Monday, May 2, 2011

Review: Sweeney Todd

Back-to-back!  Another Tim Burton/Johnny Depp/Helena Bonham Carter piece:  Sweeney Todd: The Demon Barber of Fleet Street.

Sweeney Todd

Plot:  Benjamin Barker was a barber in London who was falsely accused of a crime by a corrupt judge.  He has returned from his imprisonment to find his wife dead and his daughter adopted by the same judge.  He now goes by the name of Sweeney Todd, and returns to his previous trade, taking up residence over the pie shop on Mrs. Lovett.  Todd, aided by Mrs. Lovett, begins a murderous quest for vengeance, while Mrs. Lovett's pie business booms as a side effect...

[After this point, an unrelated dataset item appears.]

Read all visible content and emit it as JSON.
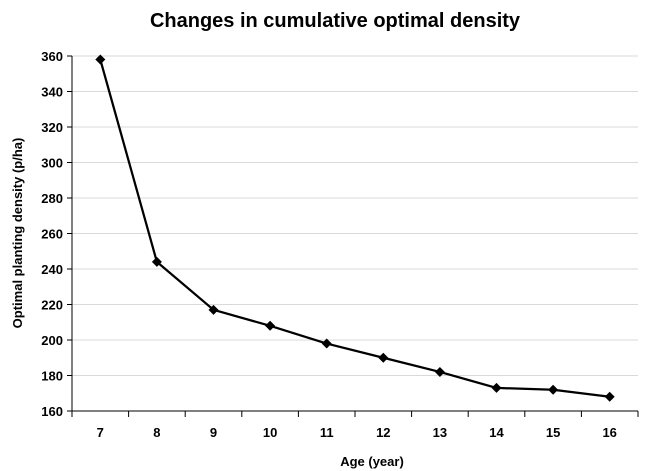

Dark humor, definitely!!  It's a dark story - love, revenge, murder, cannibalistic meat pies - but it's treated with a lighter touch, so that the funny points come through and the macabre doesn't overwhelm.  I guess you could say, it's gory at a few points, but tastefully done.  It's not a suspense movie, designed to subtly frighten you, and it's not a horror movie bloodbath.  The blood is present, and necessary, but not the focus in most scenes - I guess that's the best way to describe it.

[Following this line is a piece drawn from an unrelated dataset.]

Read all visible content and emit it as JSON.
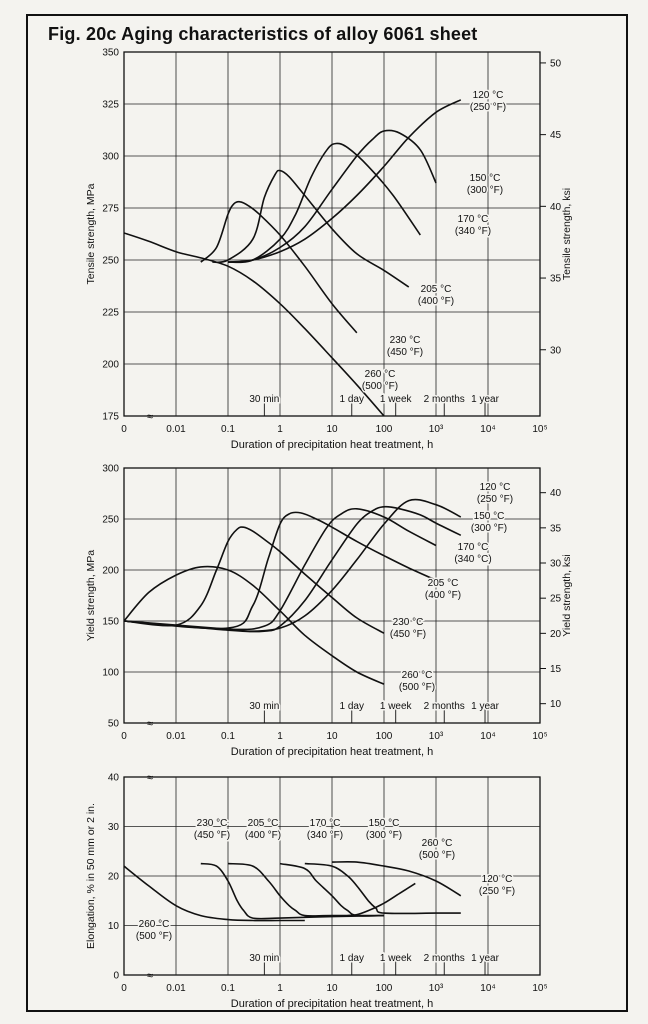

I like musicals, even dark ones.  And Sondheim does do great music and lyrics, even if they aren't always the cheeriest stories out there (West Side Story, anyone?).  But hey, I love Les Mis, and a lot of Andrew Lloyd Weber pieces too, so a musical doesn't need to be cheery for me.  Interesting side note - Sondheim and Weber share a birthday!  Anyways, I've been humming several of the songs this past week, since watching the film, so that's always a good sign.  Being a movie musical, it doesn't have the full catalog of songs ("The Ballad of Sweeney Todd" by the chorus is gone, for example, since they don't need the backstory sung when Burton can film it) and a few of the pieces have shorter arrangements, but still good.  Already knowing the story (we have a cast recording at home of the 1979 Broadway version with Angela Lansbury), "Not While I'm Around" was one of my favorites - not necessarily humm-able, but throat-catching.  I definitely enjoyed the character of Toby.

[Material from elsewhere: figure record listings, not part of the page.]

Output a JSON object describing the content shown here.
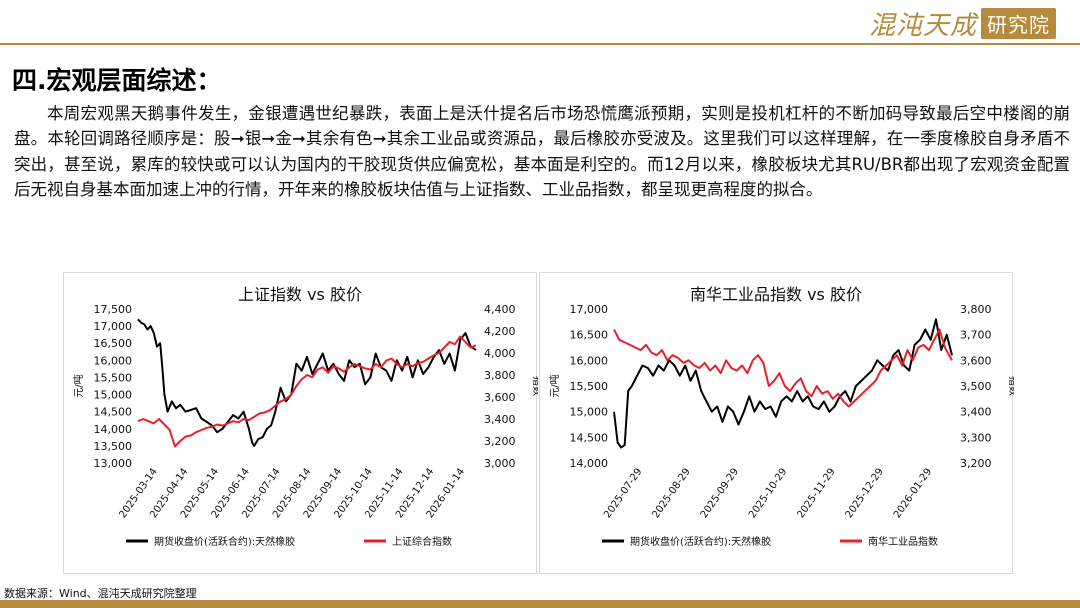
{
  "header": {
    "logo_main": "混沌天成",
    "logo_sub": "研究院"
  },
  "section_title": "四.宏观层面综述：",
  "paragraph": "本周宏观黑天鹅事件发生，金银遭遇世纪暴跌，表面上是沃什提名后市场恐慌鹰派预期，实则是投机杠杆的不断加码导致最后空中楼阁的崩盘。本轮回调路径顺序是：股➞银➞金➞其余有色➞其余工业品或资源品，最后橡胶亦受波及。这里我们可以这样理解，在一季度橡胶自身矛盾不突出，甚至说，累库的较快或可以认为国内的干胶现货供应偏宽松，基本面是利空的。而12月以来，橡胶板块尤其RU/BR都出现了宏观资金配置后无视自身基本面加速上冲的行情，开年来的橡胶板块估值与上证指数、工业品指数，都呈现更高程度的拟合。",
  "source": "数据来源：Wind、混沌天成研究院整理",
  "colors": {
    "rubber": "#000000",
    "index": "#e8202a",
    "accent": "#b58a3c"
  },
  "chart_data": [
    {
      "type": "line",
      "title": "上证指数 vs 胶价",
      "ylabel_left": "元/吨",
      "ylabel_right": "指数",
      "ylim_left": [
        13000,
        17500
      ],
      "ylim_right": [
        3000,
        4400
      ],
      "yticks_left": [
        "13,000",
        "13,500",
        "14,000",
        "14,500",
        "15,000",
        "15,500",
        "16,000",
        "16,500",
        "17,000",
        "17,500"
      ],
      "yticks_right": [
        "3,000",
        "3,200",
        "3,400",
        "3,600",
        "3,800",
        "4,000",
        "4,200",
        "4,400"
      ],
      "xticks": [
        "2025-03-14",
        "2025-04-14",
        "2025-05-14",
        "2025-06-14",
        "2025-07-14",
        "2025-08-14",
        "2025-09-14",
        "2025-10-14",
        "2025-11-14",
        "2025-12-14",
        "2026-01-14"
      ],
      "series": [
        {
          "name": "期货收盘价(活跃合约):天然橡胶",
          "axis": "left",
          "x": [
            0,
            3,
            6,
            9,
            12,
            15,
            18,
            21,
            23,
            25,
            28,
            32,
            36,
            40,
            45,
            50,
            55,
            60,
            65,
            70,
            75,
            80,
            85,
            90,
            95,
            100,
            105,
            108,
            110,
            114,
            118,
            122,
            126,
            130,
            135,
            140,
            145,
            150,
            155,
            160,
            165,
            170,
            175,
            180,
            185,
            190,
            195,
            200,
            205,
            210,
            215,
            220,
            225,
            230,
            235,
            240,
            245,
            250,
            255,
            260,
            265,
            270,
            275,
            280,
            285,
            290,
            295,
            300,
            305,
            310,
            315,
            320
          ],
          "values": [
            17200,
            17100,
            17050,
            16900,
            17000,
            16800,
            16400,
            16500,
            15800,
            15000,
            14500,
            14800,
            14600,
            14700,
            14500,
            14550,
            14600,
            14300,
            14200,
            14100,
            13900,
            14000,
            14200,
            14400,
            14300,
            14500,
            14000,
            13600,
            13500,
            13700,
            13750,
            14000,
            14100,
            14500,
            15200,
            14800,
            15000,
            15900,
            15700,
            16100,
            15600,
            15900,
            16200,
            15700,
            15900,
            15600,
            15400,
            16000,
            15800,
            15900,
            15300,
            15500,
            16200,
            15800,
            15700,
            15400,
            16000,
            15700,
            16100,
            15500,
            16000,
            15600,
            15800,
            16100,
            16300,
            15900,
            16200,
            15700,
            16600,
            16800,
            16400,
            16300
          ]
        },
        {
          "name": "上证综合指数",
          "axis": "right",
          "x": [
            0,
            5,
            10,
            15,
            20,
            25,
            30,
            35,
            40,
            45,
            50,
            55,
            60,
            65,
            70,
            75,
            80,
            85,
            90,
            95,
            100,
            105,
            110,
            115,
            120,
            125,
            130,
            135,
            140,
            145,
            150,
            155,
            160,
            165,
            170,
            175,
            180,
            185,
            190,
            195,
            200,
            205,
            210,
            215,
            220,
            225,
            230,
            235,
            240,
            245,
            250,
            255,
            260,
            265,
            270,
            275,
            280,
            285,
            290,
            295,
            300,
            305,
            310,
            315,
            320
          ],
          "values": [
            3380,
            3400,
            3380,
            3360,
            3400,
            3350,
            3300,
            3150,
            3200,
            3240,
            3250,
            3280,
            3300,
            3320,
            3330,
            3350,
            3340,
            3360,
            3380,
            3370,
            3400,
            3390,
            3420,
            3450,
            3460,
            3480,
            3520,
            3560,
            3580,
            3620,
            3700,
            3760,
            3800,
            3780,
            3850,
            3870,
            3820,
            3880,
            3860,
            3830,
            3870,
            3900,
            3880,
            3860,
            3850,
            3900,
            3870,
            3930,
            3950,
            3900,
            3870,
            3900,
            3880,
            3910,
            3920,
            3950,
            3980,
            4000,
            4050,
            4100,
            4080,
            4150,
            4100,
            4050,
            4070
          ]
        }
      ]
    },
    {
      "type": "line",
      "title": "南华工业品指数 vs 胶价",
      "ylabel_left": "元/吨",
      "ylabel_right": "指数",
      "ylim_left": [
        14000,
        17000
      ],
      "ylim_right": [
        3200,
        3800
      ],
      "yticks_left": [
        "14,000",
        "14,500",
        "15,000",
        "15,500",
        "16,000",
        "16,500",
        "17,000"
      ],
      "yticks_right": [
        "3,200",
        "3,300",
        "3,400",
        "3,500",
        "3,600",
        "3,700",
        "3,800"
      ],
      "xticks": [
        "2025-07-29",
        "2025-08-29",
        "2025-09-29",
        "2025-10-29",
        "2025-11-29",
        "2025-12-29",
        "2026-01-29"
      ],
      "series": [
        {
          "name": "期货收盘价(活跃合约):天然橡胶",
          "axis": "left",
          "x": [
            0,
            2,
            4,
            6,
            8,
            10,
            13,
            16,
            19,
            22,
            25,
            28,
            31,
            34,
            37,
            40,
            43,
            46,
            49,
            52,
            55,
            58,
            61,
            64,
            67,
            70,
            73,
            76,
            79,
            82,
            85,
            88,
            91,
            94,
            97,
            100,
            103,
            106,
            109,
            112,
            115,
            118,
            121,
            124,
            127,
            130,
            133,
            136,
            139,
            142,
            145,
            148,
            151,
            154,
            157,
            160,
            163,
            166,
            169,
            172,
            175,
            178,
            181,
            184,
            187,
            190
          ],
          "values": [
            15000,
            14400,
            14300,
            14350,
            15400,
            15500,
            15700,
            15900,
            15850,
            15700,
            15900,
            15800,
            16000,
            15900,
            15700,
            15900,
            15600,
            15800,
            15400,
            15200,
            15000,
            15100,
            14800,
            15100,
            15000,
            14750,
            15000,
            15300,
            15000,
            15200,
            15050,
            15100,
            14900,
            15200,
            15300,
            15200,
            15400,
            15200,
            15300,
            15100,
            15050,
            15200,
            15000,
            15100,
            15300,
            15400,
            15200,
            15500,
            15600,
            15700,
            15800,
            16000,
            15900,
            15800,
            16100,
            16200,
            15900,
            15800,
            16300,
            16400,
            16600,
            16400,
            16800,
            16200,
            16500,
            16100
          ]
        },
        {
          "name": "南华工业品指数",
          "axis": "right",
          "x": [
            0,
            3,
            6,
            9,
            12,
            15,
            18,
            21,
            24,
            27,
            30,
            33,
            36,
            39,
            42,
            45,
            48,
            51,
            54,
            57,
            60,
            63,
            66,
            69,
            72,
            75,
            78,
            81,
            84,
            87,
            90,
            93,
            96,
            99,
            102,
            105,
            108,
            111,
            114,
            117,
            120,
            123,
            126,
            129,
            132,
            135,
            138,
            141,
            144,
            147,
            150,
            153,
            156,
            159,
            162,
            165,
            168,
            171,
            174,
            177,
            180,
            183,
            186,
            190
          ],
          "values": [
            3720,
            3680,
            3670,
            3660,
            3650,
            3640,
            3660,
            3630,
            3620,
            3640,
            3600,
            3620,
            3610,
            3590,
            3600,
            3580,
            3570,
            3590,
            3560,
            3580,
            3550,
            3600,
            3570,
            3560,
            3580,
            3550,
            3600,
            3620,
            3590,
            3500,
            3520,
            3550,
            3500,
            3480,
            3510,
            3530,
            3480,
            3460,
            3500,
            3470,
            3480,
            3450,
            3470,
            3440,
            3420,
            3440,
            3460,
            3480,
            3500,
            3520,
            3560,
            3580,
            3600,
            3620,
            3580,
            3640,
            3600,
            3650,
            3660,
            3640,
            3680,
            3720,
            3650,
            3600
          ]
        }
      ]
    }
  ]
}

And just because Depp and Bonham Carter always work with Burton wasn't a guarantee that they'd have parts in this one - they both had quotes about having to audition for Sondheim before getting a role and how nerve-wracking it was!  They both do well with the songs, even in accent.  Not Tony award winning or operatic ranges, but still well done.  Side note - the accents are kept through the songs.  It makes the songs more genuine, not quite so surreal as musicals can be, but it does make the lyrics hard to follow sometimes.  Let's face it, Cockney isn't the most enunciated accent!

They may not have spectacular vocal ranges, but they portray the characters very well.  Sweeney Todd is a man falling apart, driven by his revenge.  And Depp plays this beautifully.  Like I said last week, he does crazy well.  Here, it's more a depressed, disintegrating sort of madness, not the manic sort that the Hatter was.  And Bonham Carter makes a lovely sort of strong fragileness, with a madness of her own.  The two of them really do carry the show!

Thinking of cast - uncredited cameo by Anthony Head (Buffy's Giles) as a citizen in the street talking to Todd.  Don't blink or you'll miss it :)

Oh, and stupid notes from the IMDB boards... several commented on Danny Elfman's absence from the Burton usuals on this piece.  Duh - it's a musical, the score is already written, and anything that needed adjusting to fit the movie can be done by Sondheim himself!  Silly question...

Overall: 4.5 of 5.  Dark, darkly funny, and several memorable numbers.  The actors did a great job bringing it to life.  Not an 'upper' of a movie though - be forewarned.  Revenge, madness, murder are more on the menu than cheery songs and happy endings.